El licenciado Echeverría trabajaba 16 horas diarias. Era sabido que en las jornadas a que sometía a sus colaboradores nadie se levantaba al baño si él no lo hacía. Y sencillamente, él no lo hacía.
“¡Señor presidente, qué ejemplo de trabajo nos da usted!”, decía un letrero fijado en las Tortas Robles, bajo una foto que mostraba al mandatario caminando en el campo, bajo una gruesa lluvia.
Eran los días en los que íbamos a dejar de depender del extranjero; los días en que íbamos a alcanzar la autosuficiencia.
El dinero se dilapidaba sobre todo en subsidios. Pero como decía Monsiváis, nadie consideraba aquello una dádiva, “sino derecho social”.

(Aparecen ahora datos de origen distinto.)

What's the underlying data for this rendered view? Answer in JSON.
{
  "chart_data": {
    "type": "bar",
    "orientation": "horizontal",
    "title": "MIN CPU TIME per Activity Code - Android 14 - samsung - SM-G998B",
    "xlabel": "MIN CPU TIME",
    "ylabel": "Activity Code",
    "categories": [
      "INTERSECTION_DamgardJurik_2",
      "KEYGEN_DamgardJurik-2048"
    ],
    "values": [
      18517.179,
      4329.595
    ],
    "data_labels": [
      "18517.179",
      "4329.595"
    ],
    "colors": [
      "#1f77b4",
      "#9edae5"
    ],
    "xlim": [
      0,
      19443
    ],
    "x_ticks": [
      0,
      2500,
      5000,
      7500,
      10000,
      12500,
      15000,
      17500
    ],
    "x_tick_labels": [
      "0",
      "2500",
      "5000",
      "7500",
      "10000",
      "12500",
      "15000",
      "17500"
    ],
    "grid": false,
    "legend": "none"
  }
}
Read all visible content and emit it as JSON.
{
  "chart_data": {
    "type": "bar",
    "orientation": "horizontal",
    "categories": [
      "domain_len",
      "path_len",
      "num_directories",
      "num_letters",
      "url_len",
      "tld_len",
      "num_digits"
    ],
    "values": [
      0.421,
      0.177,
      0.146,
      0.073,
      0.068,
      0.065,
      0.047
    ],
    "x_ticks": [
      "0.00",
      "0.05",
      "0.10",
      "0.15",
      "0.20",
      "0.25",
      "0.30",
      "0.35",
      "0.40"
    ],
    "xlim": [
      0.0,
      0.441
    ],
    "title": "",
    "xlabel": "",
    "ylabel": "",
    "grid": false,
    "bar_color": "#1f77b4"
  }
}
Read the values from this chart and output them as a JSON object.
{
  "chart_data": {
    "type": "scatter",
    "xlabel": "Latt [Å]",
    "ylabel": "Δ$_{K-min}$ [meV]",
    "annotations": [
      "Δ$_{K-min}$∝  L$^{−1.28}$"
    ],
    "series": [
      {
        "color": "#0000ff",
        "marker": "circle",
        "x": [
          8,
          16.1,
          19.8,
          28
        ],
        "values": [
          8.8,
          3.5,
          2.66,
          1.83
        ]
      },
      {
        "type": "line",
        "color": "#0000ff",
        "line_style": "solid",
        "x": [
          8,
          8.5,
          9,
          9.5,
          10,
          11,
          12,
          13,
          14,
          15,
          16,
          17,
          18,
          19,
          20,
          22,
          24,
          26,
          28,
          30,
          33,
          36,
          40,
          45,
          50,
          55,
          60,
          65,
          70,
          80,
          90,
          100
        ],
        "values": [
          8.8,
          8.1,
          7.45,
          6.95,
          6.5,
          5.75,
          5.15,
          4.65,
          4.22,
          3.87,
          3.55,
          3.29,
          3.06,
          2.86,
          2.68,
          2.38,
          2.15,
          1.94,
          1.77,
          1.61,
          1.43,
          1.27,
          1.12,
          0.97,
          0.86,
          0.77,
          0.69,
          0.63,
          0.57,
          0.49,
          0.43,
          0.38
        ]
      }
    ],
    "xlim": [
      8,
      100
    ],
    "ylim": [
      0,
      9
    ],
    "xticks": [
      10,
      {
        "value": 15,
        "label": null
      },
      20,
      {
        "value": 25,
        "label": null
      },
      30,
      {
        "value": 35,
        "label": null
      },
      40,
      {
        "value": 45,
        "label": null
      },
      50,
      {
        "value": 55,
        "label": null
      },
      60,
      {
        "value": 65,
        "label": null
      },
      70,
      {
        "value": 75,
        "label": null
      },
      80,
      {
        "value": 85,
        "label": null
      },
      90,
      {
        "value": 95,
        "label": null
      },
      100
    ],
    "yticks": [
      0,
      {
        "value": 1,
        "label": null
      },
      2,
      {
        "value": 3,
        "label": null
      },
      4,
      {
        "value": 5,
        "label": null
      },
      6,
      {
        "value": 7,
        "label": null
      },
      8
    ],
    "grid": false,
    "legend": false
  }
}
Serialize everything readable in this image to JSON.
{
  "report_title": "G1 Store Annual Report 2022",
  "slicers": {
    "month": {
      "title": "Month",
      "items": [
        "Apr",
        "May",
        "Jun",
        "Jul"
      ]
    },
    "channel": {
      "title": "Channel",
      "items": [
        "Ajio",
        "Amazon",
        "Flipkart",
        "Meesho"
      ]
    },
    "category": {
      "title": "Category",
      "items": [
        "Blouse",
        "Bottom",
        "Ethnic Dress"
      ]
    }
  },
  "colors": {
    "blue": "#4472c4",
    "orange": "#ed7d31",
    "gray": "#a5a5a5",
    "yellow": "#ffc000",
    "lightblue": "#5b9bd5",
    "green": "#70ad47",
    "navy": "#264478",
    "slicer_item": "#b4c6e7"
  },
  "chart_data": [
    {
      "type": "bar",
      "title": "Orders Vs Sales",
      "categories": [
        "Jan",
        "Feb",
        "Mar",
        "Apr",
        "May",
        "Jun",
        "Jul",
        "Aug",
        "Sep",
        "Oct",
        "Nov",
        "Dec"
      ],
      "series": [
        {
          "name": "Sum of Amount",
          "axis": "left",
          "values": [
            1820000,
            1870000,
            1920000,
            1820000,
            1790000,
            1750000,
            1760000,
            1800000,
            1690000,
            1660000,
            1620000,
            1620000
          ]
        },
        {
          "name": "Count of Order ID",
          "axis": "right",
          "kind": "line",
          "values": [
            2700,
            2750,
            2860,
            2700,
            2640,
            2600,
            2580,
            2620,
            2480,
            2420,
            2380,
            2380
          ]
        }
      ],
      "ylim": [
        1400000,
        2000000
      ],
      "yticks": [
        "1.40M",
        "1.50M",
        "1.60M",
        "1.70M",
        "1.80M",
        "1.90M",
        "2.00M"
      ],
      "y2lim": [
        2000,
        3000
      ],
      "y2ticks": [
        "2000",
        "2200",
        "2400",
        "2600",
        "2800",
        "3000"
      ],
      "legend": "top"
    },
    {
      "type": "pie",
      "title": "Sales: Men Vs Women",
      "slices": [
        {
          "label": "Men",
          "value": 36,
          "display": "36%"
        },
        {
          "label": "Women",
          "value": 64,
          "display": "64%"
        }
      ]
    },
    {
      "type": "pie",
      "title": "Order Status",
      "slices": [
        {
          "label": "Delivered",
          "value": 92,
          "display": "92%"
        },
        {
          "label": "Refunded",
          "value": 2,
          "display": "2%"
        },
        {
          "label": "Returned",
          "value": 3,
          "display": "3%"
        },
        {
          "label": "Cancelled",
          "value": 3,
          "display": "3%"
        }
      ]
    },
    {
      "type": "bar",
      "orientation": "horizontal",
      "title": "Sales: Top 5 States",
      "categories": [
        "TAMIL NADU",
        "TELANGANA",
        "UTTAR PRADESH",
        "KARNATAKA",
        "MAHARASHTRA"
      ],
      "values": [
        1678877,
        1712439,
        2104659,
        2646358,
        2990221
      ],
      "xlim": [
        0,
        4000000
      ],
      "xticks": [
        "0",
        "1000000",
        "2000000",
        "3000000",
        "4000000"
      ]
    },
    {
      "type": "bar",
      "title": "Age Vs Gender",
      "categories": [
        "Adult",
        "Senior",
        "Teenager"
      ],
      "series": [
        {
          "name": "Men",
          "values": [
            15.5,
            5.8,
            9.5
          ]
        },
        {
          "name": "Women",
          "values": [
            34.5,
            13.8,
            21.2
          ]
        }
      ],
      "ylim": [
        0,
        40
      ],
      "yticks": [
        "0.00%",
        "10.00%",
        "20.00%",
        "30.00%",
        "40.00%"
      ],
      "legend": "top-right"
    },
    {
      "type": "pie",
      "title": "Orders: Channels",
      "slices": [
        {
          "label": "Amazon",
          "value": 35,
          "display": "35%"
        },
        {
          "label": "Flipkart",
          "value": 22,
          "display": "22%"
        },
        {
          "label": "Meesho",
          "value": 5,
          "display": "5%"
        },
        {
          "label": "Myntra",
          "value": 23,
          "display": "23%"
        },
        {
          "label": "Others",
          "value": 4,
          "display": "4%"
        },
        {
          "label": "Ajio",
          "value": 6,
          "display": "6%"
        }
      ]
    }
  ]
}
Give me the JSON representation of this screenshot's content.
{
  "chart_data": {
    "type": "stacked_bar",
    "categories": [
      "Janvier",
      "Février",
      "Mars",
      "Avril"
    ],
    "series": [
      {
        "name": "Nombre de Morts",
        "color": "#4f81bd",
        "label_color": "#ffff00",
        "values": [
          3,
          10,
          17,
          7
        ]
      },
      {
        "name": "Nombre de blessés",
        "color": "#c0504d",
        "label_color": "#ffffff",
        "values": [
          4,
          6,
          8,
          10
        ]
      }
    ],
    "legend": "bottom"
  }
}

El licenciado no tenía llenadera. Todo se gastaba en viajes, becas, apoyos, “creación de instituciones que nacían póstumas y multiplicación de siglas que amparaban misterios” (otra vez Monsiváis).
Mientras llegábamos a la gran transformación de México, la deuda externa creció cuatro veces. La dependencia al extranjero alcanzó niveles nunca vistos. Y lo mismo ocurrió con la inflación. Hubo un alza desorbitada en los precios. La moneda se devaluó.
Al mismo tiempo, cayeron las inversiones y comenzó la fuga de capitales. En el campo hubo alteraciones que llegaron incluso a la violencia.
Pero criticar aquello era visto como una traición al pueblo. Una falta absoluta de nacionalismo. El presidente se empeñaba en mostrar que “nuestro subdesarrollo era una necesidad de nuestro desarrollo”.
Echeverría usaba guayabera dizque “para desacralizar la imagen presidencial”. Imponía el agua de jamaica en la celebración de El Grito –y el Monsiváis de aquellos años escribía que aquellos gestos de nacionalismo eran una técnica de orgullo inventada para justificar el oprobio–.
Como suele ocurrir siempre, fuera de Palacio el pesimismo era flagrante. Yo recuerdo esos días: en mi casa no alcanzaba para nada, para casi nada. Mi mamá llegaba con una bolsa de pan en las noches, que mi hermana y yo prácticamente nos arrebatábamos. Éramos expertos en alargar la vida de las cosas a través del diúrex.
A los niños de los 70 los zapatos nos duraban hasta que no era posible cambiarles otra vez las suelas. Pensar en tener unos pantalones Levi’s era imposible. Los Topeka (hechos de poliéster) eran más baratos, duraban mucho más y hasta se paraban solos. Aunque eran horribles.
El dinero era uno de los objetos más raros del mundo. Mi madre se partía el lomo todo el día y a veces no teníamos ni para el Metro.
Cuando vino la devaluación y el peso pasó de 12.50 a 24; cuando la inflación anual llegó al 27% y el crecimiento de la economía fue menor al 5%, tuvimos que dejar el departamento en el que habíamos iniciado una vida independiente, y refugiarnos por varios años en casa de mis abuelos maternos.
En un muro de esa calle, Amado Nervo, a unos pasos de la Normal de Maestros, quedó pintada mucho tiempo esta frase: “Echeverría, asesino de Tlatelolco”. Años antes, en esa misma calle, había visto desde una ventana escenas de otra matanza: la de junio de 1971. Mientras afuera sonaba el grito escalofriante, “¡Halcoooooneeees!”, mi abuela nos escondió bajo la cama y se puso a implorar con voz que incluso ahora me enchina la piel: “¡Dios mío, salva a esos muchachos!”.
Echeverría usó el elitismo como un término que desautorizaba a sus críticos, “una forma de odio ante la voluntad de redimir a las masas”.
Las masas tardaron varias décadas en salir de aquella pesadilla –inflación, devaluación, desempleo–. Pero como escribió Monsiváis, “el orgullo de la pobreza fue el compromiso nacionalista del sexenio”. Había que aguantar, porque más allá solo nos aguardaba el fascismo.
“Había que creer en los héroes, invadir el mercado auditivo y visual con declaraciones de amor a Juárez, uncir a López Velarde como Poeta Íntimo de la Patria”.
Nada mejor que el culto por el agua de Jamaica.